INF É desmanchar. É desmanchar o porco. Quando ele vai desmanchado é quando vai separado daquilo tudo. [pausa] Depois, dali, é que já não está feitio nenhum de porco. Está só feitio de carnes, em cima da mesa. Agora enquanto ele está ali, está inteiro. Tem tudo da banda de dentro ainda. [vocalização] Depois de ele estar ali pendurado e aberto é que lhe sai aquilo tudo para fora. [pausa] Sai o bucho, sai o [vocalização] bandulho, sai sai a [vocalização] fressura, sai tudo. Quando ele está ali pendurado é que é tudo fora. Nunca aquilo é é tirado fora sem ele estar por pendurar.
INQ1 A fressura é o quê?
INF É a fressura que tem o porco agarrada com o fígado.
INQ1 Ao fígado? Pois.
INF Pois. E aquela fressura depois é para vender!
INQ1 Pois. E também há outra coisa lá dentro da barriga do porco?
INF É o bucho, é os rinzes.

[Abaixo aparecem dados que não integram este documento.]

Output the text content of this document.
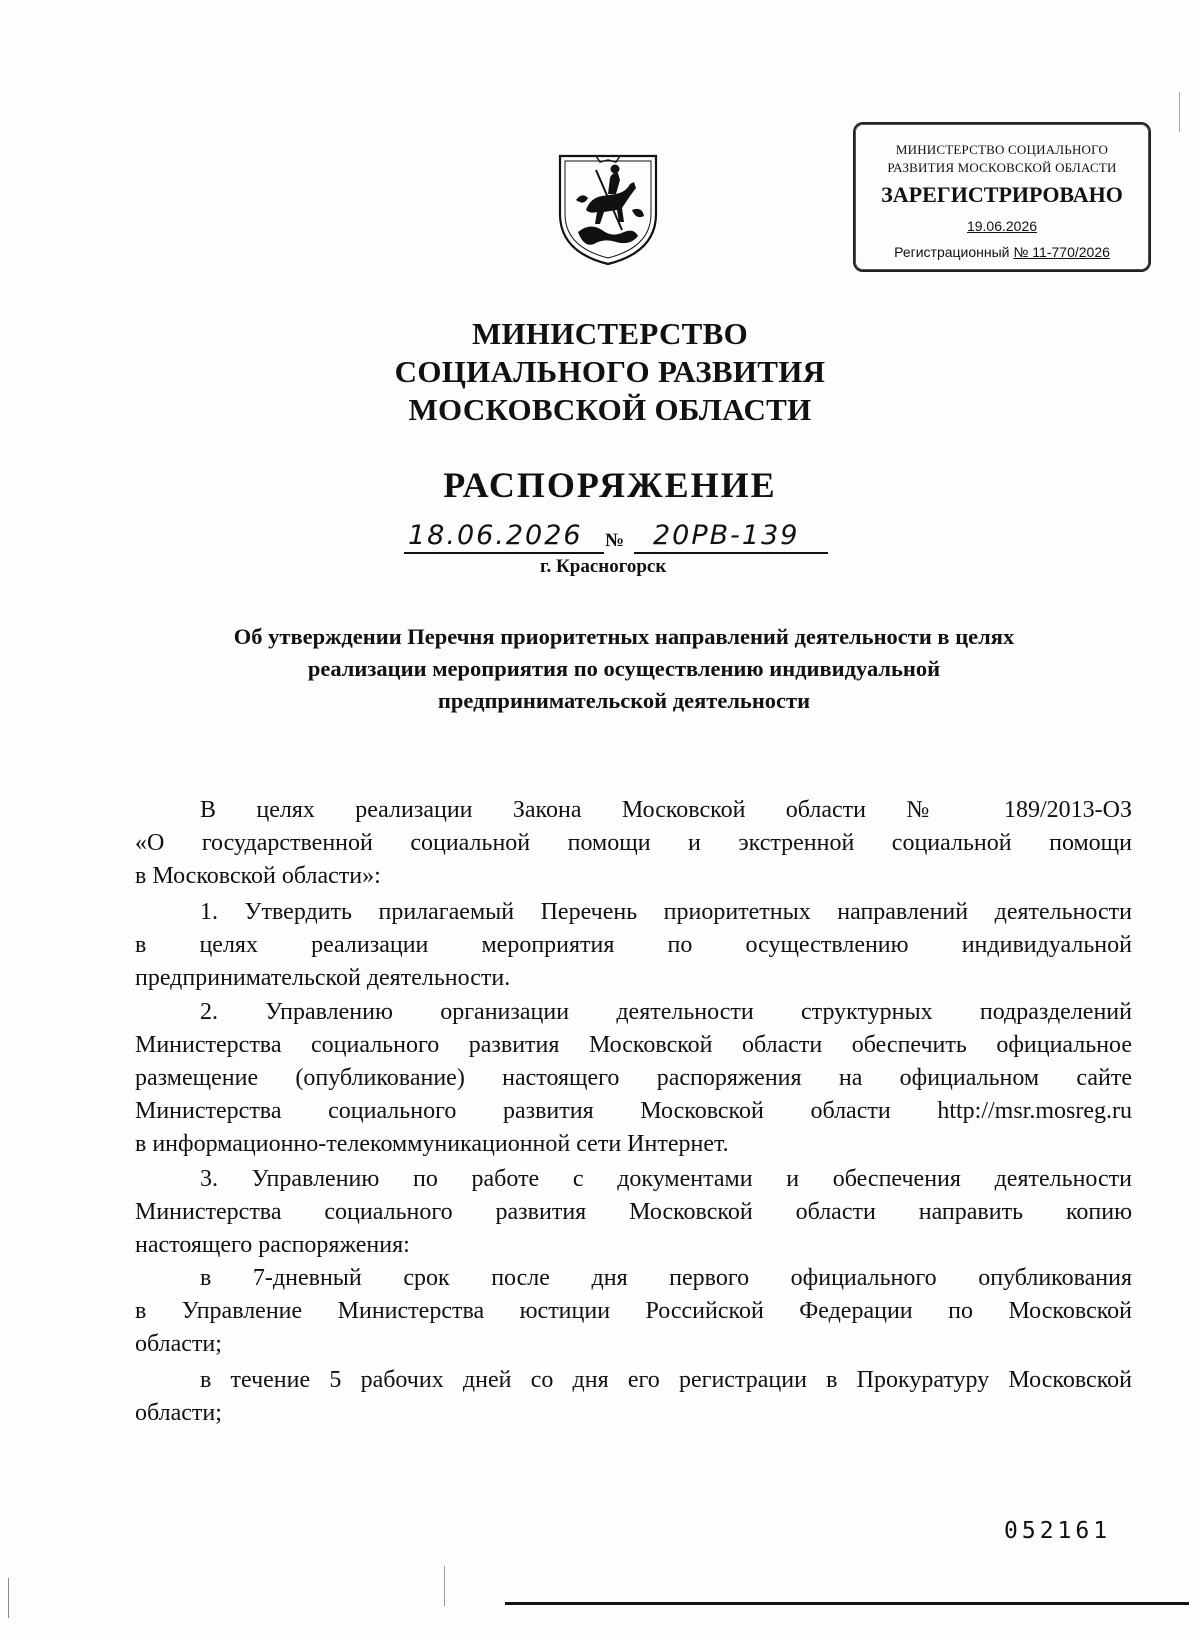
МИНИСТЕРСТВО СОЦИАЛЬНОГО
РАЗВИТИЯ МОСКОВСКОЙ ОБЛАСТИ
ЗАРЕГИСТРИРОВАНО
19.06.2026
Регистрационный № 11-770/2026
МИНИСТЕРСТВО
СОЦИАЛЬНОГО РАЗВИТИЯ
МОСКОВСКОЙ ОБЛАСТИ
РАСПОРЯЖЕНИЕ
18.06.2026 № 20РВ-139
г. Красногорск
Об утверждении Перечня приоритетных направлений деятельности в целях
реализации мероприятия по осуществлению индивидуальной
предпринимательской деятельности
В целях реализации Закона Московской области № 189/2013-ОЗ
«О государственной социальной помощи и экстренной социальной помощи
в Московской области»:
1. Утвердить прилагаемый Перечень приоритетных направлений деятельности
в целях реализации мероприятия по осуществлению индивидуальной
предпринимательской деятельности.
2. Управлению организации деятельности структурных подразделений
Министерства социального развития Московской области обеспечить официальное
размещение (опубликование) настоящего распоряжения на официальном сайте
Министерства социального развития Московской области http://msr.mosreg.ru
в информационно-телекоммуникационной сети Интернет.
3. Управлению по работе с документами и обеспечения деятельности
Министерства социального развития Московской области направить копию
настоящего распоряжения:
в 7-дневный срок после дня первого официального опубликования
в Управление Министерства юстиции Российской Федерации по Московской
области;
в течение 5 рабочих дней со дня его регистрации в Прокуратуру Московской
области;
052161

Tudo quanto o porco tem, tudo, tudo…
INQ1 E aquelas que são assim umas tiras grossas?
INF É as banhas.
INQ1 Não. Que depois se aproveita para fazer os chouriços? Que lavam-se muito bem…
INF Isso é as tripas.
INQ1 Há vários nomes para as tripas?
INF Há. Há [vocalização] Há a tripa do encher, que é a grossa; há a tripa há a tripa delgadinha. É. [pausa] O porco, tudo quanto tem da banda de dentro, tudo se aproveita.
INQ1 Pois.
INF Olhe até as cascanholas, os rapazes andavam a roer por a rua. As cascanholas de [pausa] das unhas.